Multi-expert Prediction Head: Using final gravitons as complementary classifiers naturally encourages the model to capture diverse semantic cues while maintaining mask coherence.

Limitations & Future Work¶

Dependency on Cross-Dataset Protocols: While "zero-shot," the method still requires fine-tuning on a separate dataset's test split, which differs from training-free zero-shot settings.
Physical Necessity: It remains to be proven if the physical narrative provides an irreplaceable inductive bias compared to equivalent non-physical alignment constraints.
Computational Overhead: The multi-stage GIN involves additional cross-attention, and inference speed/memory costs were not detailed.

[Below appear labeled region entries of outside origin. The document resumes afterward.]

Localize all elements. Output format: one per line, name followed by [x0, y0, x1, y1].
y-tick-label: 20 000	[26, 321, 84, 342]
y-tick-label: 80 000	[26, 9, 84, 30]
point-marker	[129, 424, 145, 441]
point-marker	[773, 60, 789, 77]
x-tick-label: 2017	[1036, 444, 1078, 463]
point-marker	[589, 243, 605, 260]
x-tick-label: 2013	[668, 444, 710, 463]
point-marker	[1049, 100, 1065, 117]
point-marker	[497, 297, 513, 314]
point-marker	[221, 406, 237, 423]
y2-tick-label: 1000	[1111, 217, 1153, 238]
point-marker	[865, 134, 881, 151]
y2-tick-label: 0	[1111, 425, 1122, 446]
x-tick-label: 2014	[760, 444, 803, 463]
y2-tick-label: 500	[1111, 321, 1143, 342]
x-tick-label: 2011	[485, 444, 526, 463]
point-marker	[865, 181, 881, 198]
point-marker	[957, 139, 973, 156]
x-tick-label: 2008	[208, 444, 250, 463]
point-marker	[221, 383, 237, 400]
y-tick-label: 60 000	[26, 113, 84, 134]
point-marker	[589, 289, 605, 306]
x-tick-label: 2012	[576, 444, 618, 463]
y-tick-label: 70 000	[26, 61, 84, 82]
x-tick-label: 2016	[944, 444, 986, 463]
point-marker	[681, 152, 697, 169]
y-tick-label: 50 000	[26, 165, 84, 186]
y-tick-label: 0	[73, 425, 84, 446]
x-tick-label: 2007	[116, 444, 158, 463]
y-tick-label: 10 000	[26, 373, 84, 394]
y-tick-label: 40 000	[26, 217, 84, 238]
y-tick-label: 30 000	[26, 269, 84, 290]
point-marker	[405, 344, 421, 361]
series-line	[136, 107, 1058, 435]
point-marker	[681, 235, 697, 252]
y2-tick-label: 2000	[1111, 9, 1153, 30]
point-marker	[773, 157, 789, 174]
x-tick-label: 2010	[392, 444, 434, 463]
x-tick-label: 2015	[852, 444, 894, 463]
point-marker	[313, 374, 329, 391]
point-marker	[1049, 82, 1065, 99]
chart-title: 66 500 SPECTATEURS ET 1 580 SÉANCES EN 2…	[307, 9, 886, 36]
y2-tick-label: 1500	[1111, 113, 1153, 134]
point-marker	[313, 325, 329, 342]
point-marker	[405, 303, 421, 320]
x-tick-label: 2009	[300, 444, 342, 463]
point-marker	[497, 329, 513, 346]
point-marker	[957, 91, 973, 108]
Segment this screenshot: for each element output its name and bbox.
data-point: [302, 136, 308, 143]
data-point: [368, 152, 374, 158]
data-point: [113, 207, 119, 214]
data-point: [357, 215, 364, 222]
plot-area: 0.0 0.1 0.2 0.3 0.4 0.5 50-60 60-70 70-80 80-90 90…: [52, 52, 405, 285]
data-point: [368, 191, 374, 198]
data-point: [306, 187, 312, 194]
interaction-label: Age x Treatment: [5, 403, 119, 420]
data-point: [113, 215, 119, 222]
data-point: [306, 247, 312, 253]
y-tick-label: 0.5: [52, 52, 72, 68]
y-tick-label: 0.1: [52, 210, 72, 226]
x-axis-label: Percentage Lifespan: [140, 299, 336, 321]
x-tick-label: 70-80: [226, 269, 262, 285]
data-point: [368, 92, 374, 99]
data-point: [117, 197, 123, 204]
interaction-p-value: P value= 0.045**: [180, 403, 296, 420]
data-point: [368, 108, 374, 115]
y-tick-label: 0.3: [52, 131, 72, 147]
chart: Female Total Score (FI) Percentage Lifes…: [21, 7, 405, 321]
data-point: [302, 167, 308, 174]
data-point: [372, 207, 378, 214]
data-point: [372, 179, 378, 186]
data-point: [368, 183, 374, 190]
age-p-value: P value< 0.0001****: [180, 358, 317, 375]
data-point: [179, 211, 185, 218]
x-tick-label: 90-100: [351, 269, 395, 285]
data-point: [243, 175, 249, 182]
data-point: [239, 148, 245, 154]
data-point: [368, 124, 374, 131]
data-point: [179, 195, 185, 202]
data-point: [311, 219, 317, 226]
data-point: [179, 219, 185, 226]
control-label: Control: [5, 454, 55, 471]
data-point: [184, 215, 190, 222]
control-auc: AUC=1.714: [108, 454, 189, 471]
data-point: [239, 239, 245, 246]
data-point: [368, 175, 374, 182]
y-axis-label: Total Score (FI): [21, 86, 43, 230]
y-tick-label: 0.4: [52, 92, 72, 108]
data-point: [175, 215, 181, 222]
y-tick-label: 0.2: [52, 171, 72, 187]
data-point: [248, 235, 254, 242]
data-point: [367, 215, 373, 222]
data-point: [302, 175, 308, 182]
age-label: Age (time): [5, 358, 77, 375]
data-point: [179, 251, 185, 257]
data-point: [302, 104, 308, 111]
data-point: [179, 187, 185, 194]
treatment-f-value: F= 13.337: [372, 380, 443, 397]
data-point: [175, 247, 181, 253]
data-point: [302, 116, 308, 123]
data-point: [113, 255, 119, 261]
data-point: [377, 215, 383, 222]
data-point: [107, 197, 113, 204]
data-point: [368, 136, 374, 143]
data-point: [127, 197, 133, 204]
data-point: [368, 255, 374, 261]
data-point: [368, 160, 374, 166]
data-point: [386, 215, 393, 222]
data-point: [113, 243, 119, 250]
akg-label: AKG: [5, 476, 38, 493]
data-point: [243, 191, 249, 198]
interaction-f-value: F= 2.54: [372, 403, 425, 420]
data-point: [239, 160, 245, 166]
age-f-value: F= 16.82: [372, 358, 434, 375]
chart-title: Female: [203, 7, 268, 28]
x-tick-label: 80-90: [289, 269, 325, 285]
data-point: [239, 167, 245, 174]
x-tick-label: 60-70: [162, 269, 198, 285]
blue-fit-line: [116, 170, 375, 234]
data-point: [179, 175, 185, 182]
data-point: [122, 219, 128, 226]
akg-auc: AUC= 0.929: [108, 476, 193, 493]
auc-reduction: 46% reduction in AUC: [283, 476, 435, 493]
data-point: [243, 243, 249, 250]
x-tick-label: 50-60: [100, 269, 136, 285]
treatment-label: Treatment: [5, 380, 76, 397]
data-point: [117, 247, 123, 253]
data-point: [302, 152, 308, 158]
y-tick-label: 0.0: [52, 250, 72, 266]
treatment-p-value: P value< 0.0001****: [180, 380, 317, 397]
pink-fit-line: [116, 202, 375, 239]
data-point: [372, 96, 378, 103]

vs AnomalyCLIP: AnomalyCLIP uses global matching; SGNet uses stage-wise graviton alignment. SGNet's structured local alignment yields significantly better pixel-level accuracy.
vs WinCLIP: WinCLIP relies on patch-level similarity; SGNet uses potential field modulation. SGNet's energy constraints offer better robustness under domain shift.
vs VCP-CLIP: VCP-CLIP injects visual context into text; SGNet uses "gravitons" to bridge both poles symmetrically, prevented from modal bias by the equilibrium force.

Rating¶

Novelty: ⭐⭐⭐⭐ Reconceptualizing alignment as "potential field equilibrium" with gravitons is highly original and well-executed.
Experimental Thoroughness: ⭐⭐⭐⭐ Extensive benchmarks and ablations; missing computational cost analysis and comparison with training-free baselines.
Writing Quality: ⭐⭐⭐⭐ Strong physical intuition and clear methodology, though some notations are dense.
Value: ⭐⭐⭐⭐ High potential for industrial application and transferable methodology for fine-grained VLM tasks.